Washington Prime edges up

Washington Prime Group, LP’s 6.45% notes due 2024 (C/D/C) were seen trading in the afternoon at 57 bid in heavy secondary supply, up from 56½ bid on Tuesday, a source said.

The notes have softened from the 73½ bid range in mid-February.

On Wednesday, S&P dropped the notes to D from C.

Washington Prime Group, Inc. disclosed last month that the operating partnership withheld a $23.2 million interest payment on the notes that was due on Feb. 15.

The Columbus, Ohio-based shopping center real estate investment trust announced Tuesday that it would default on the notes on Wednesday, but it has entered a forbearance period with its lenders and noteholders for a period that ends March 31.

Washington Prime said it may file for Chapter 11 bankruptcy restructuring, according to a 10-K filing with the Securities and Exchange Commission on Tuesday.

The company also said it is engaged in discussions on a potential deleveraging or restructuring of the notes, which may need to be implemented by filing for bankruptcy.

Washington Prime on Tuesday reported a fourth-quarter loss for the period ended Dec. 31 of $111.4 million, or $5.24 per diluted share, compared to a profit of $17.1 million, or 81 cents per diluted share, in the same quarter a year ago.

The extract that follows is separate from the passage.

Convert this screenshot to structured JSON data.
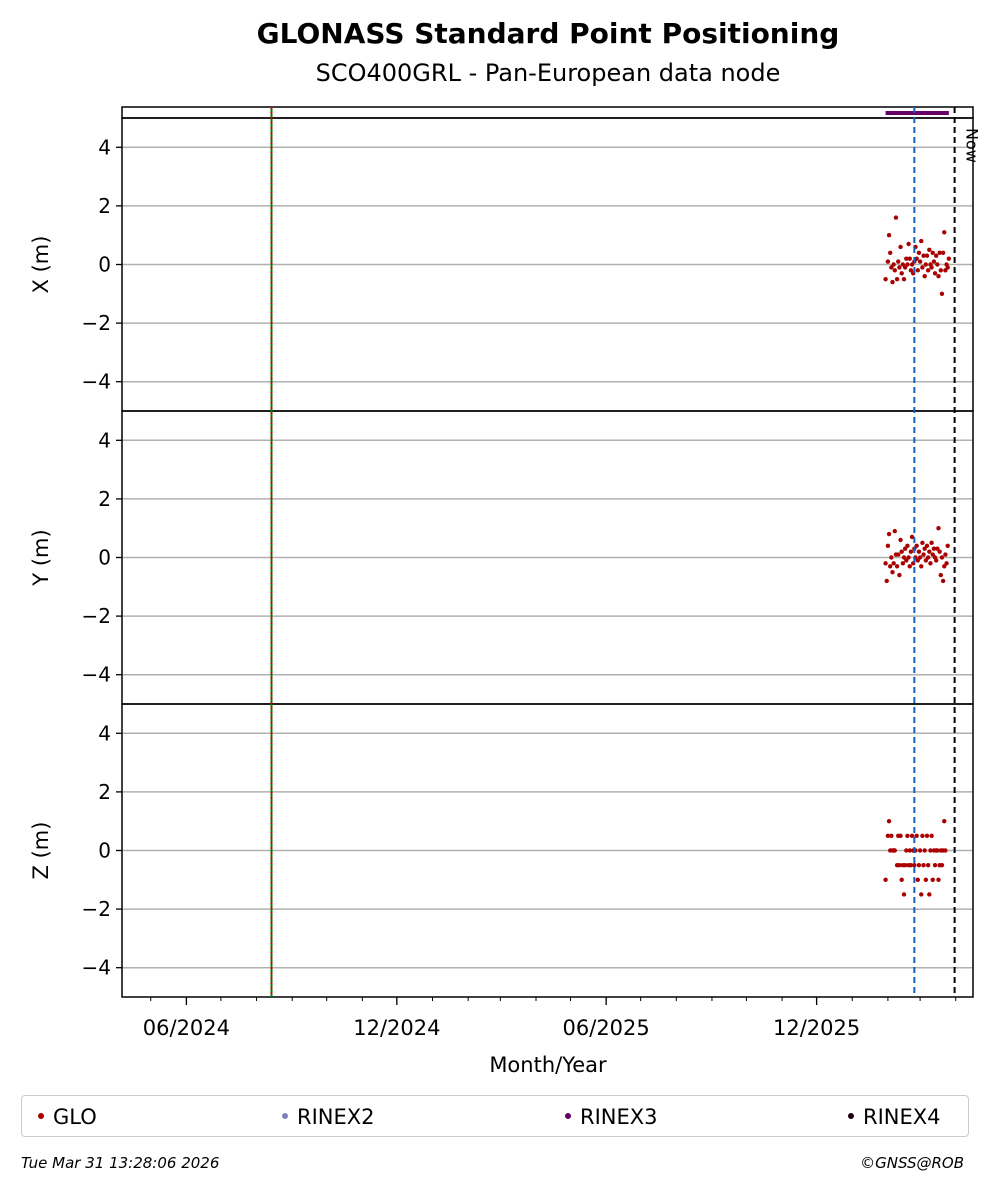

For fiscal 2020, the company reported a loss of $11.04 per share, up from a loss of 47 cents per share for fiscal 2019.

HighPoint notes improve

In other distressed secondary trading, HighPoint Resources Corp.’s 7% senior notes due 2022 (C/D/) rose 2 points to 56 bid after heading out flat on Tuesday, a market source said.

The notes have softened from 62¼ bid on Friday ahead of the company’s announcement on Sunday that it filed for Chapter 11 bankruptcy in the U.S. Bankruptcy Court for the District of Delaware to facilitate its previously announced pre-packaged plan of reorganization and merger plan with Bonanza Creek Energy, Inc.

A hearing on the natural gas and oil exploration company’s plan is set for March 18.

The company announced in November that it agreed to merge with Bonanza Creek Energy in a debt-for-equity exchange transaction valued at about $376 million.

S&P Global Ratings on Tuesday downgraded the company and its senior notes to D from C.

On Monday, Moody’s Investors Service dropped HighPoint’s probability of default rating to D-PD from C-PD.

HighPoint planned to hold a registered exchange offer and consent solicitation and simultaneous solicitation of a Chapter 11 pre-packaged plan of reorganization for the merger, or the bankruptcy filing only if the conditions on the exchange were not met.

The conditions to Bonanza Creek’s exchange offer for HighPoint’s 7% and 8¾% notes were not met when the offer expired on Thursday, while a majority of holders of HighPoint’s notes and its stock approved the pre-packaged plan.

The merger is expected to close in the second quarter under the pre-packaged plan.